O moeder, ik min toch de zon zoo zeer,
ze breekt ook hardere banden.
Ze breekt mijn windels, ze breekt mijn kruk,
zij zal, zij moet me genezen!
Neen, ween niet, moeder, ik voel zoo wel
in mijn lichaam werken heur krachten;
Zij maken me vroolijk, ze maken me sterk,
verlangend en kloek om te werken.
Ik zal nu worden als de anderen zijn,
niet immer gebrekkelijk blijven.
Dan weent gij nooit meer, moederken, nooit,
want ik word dan uw troost en uw steunstok,
En ik doe voor u, wat ge deedt voor mij:
u plegen en troetlen en minnen.
| |
II.
Het is heden uw avond en morgen uw dag,
en met bloemen, met eigen geplukte,
Heb ik de eer, dat ik, moeder, besteken u mag!
En wat krijgt thans uw moedige jongen?
Gelooft ge hem niet? Wel! 'k doe het opnieuw!
Zie, 'k ging met mijn kruk tot het hekken,
Tot waar in de diepte het waterken spoelt
en de vischjes al kronkelend zwemmen,
Al blinkend en schittrend in 't zonnegestraal,
dat hun schubjes verguldt en verzilvert!
Ik rustte wat uit, en ik kroop weer voort,
want de bloemekens groeiden nog verder.
| |
| |
Doch ik heb ze gehaald, en ik breng ze u hier...
maar, moeder, wat zucht ge en weent ge?
O! ik klaag niet meer, als ik voormaals deed;
want ik voel het, nog weinige dagen,
En ik loop en ik huppel met de anderen mee,
met de jongens, die spelen en joelen
Langs wegen en stegen, ik werp mijn kruk
in het water, den visschen tot speelding!
Want, moeder, bezie mijn bandekens eens,
- doorschijnende waren ze als glaswerk -
Thans worden ze rood, vol warmte en gevoel,
niet langer nog blijven ze onledig.
Mijn oog zoo mat wordt blinkend klaar,
mijn hoofdeken loom is verhelderd.
Veel sterker mijn beenen, ik leer weldra
in de boomen al klauterend klimmen.
Daar pluk ik de blozende kriek en de kers
en wat later nog peren en appels.
En ik breng ze u, moeder, mijn moederken lief,
en dat maakt ze in uw oogen nog schooner.

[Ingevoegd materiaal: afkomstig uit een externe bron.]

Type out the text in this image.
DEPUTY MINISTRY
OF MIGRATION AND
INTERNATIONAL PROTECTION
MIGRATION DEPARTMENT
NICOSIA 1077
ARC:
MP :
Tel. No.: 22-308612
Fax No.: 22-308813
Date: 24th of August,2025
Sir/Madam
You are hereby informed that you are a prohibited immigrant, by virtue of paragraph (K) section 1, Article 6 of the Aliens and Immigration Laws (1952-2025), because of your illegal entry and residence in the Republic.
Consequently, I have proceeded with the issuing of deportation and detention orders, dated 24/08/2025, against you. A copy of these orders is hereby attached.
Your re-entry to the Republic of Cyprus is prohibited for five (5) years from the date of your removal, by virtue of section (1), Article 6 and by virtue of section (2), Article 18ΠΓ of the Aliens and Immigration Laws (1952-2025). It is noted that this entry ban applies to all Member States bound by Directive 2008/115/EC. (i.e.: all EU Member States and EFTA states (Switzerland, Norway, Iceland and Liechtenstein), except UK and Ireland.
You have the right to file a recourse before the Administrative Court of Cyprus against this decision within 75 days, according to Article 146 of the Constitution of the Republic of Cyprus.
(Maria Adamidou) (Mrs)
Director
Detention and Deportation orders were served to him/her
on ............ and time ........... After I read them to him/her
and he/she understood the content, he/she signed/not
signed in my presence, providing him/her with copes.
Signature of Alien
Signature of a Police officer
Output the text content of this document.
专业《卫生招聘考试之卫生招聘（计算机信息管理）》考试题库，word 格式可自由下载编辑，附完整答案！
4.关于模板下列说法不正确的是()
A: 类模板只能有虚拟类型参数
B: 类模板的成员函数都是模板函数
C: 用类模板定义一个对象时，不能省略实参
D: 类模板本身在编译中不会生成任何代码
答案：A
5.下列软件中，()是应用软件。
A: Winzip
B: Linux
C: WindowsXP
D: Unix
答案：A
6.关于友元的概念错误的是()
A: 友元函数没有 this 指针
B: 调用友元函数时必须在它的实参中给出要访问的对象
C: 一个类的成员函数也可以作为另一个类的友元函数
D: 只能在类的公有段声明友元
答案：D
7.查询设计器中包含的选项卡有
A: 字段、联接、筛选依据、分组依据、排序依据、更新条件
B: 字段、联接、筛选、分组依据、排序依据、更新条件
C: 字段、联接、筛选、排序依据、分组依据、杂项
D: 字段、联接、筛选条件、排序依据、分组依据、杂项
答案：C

O moeder, de zon! zij maakt mij sterk
als de takken en twijgen der boomen.
Het rood dat ze schildert op appel en peer,
daar siert ze mijn mager gelaat meê.
'k Voel warmte in mijn leden en vreugd in mijn hart.
O zon! schijn voort en versterk me!
U dank ik het leven! o zon, schijn voort
en verlicht ook 't hart van mijn moeder.
| |
III.
O moeder, wat dunken de nachten me lang!
zij doet naar de zonne me trachten.
Doch ze rijst zoo laat en ze schijnt zoo flauw
en ik word van de koude als versteven.
De bloemen zijn dood en het fruit is geplukt
en nog kan ik mijn krukken niet missen,
| |
| |
Ja, droefheid komt en bevangt me opnieuw,
en de blos op mijn wangen is henen.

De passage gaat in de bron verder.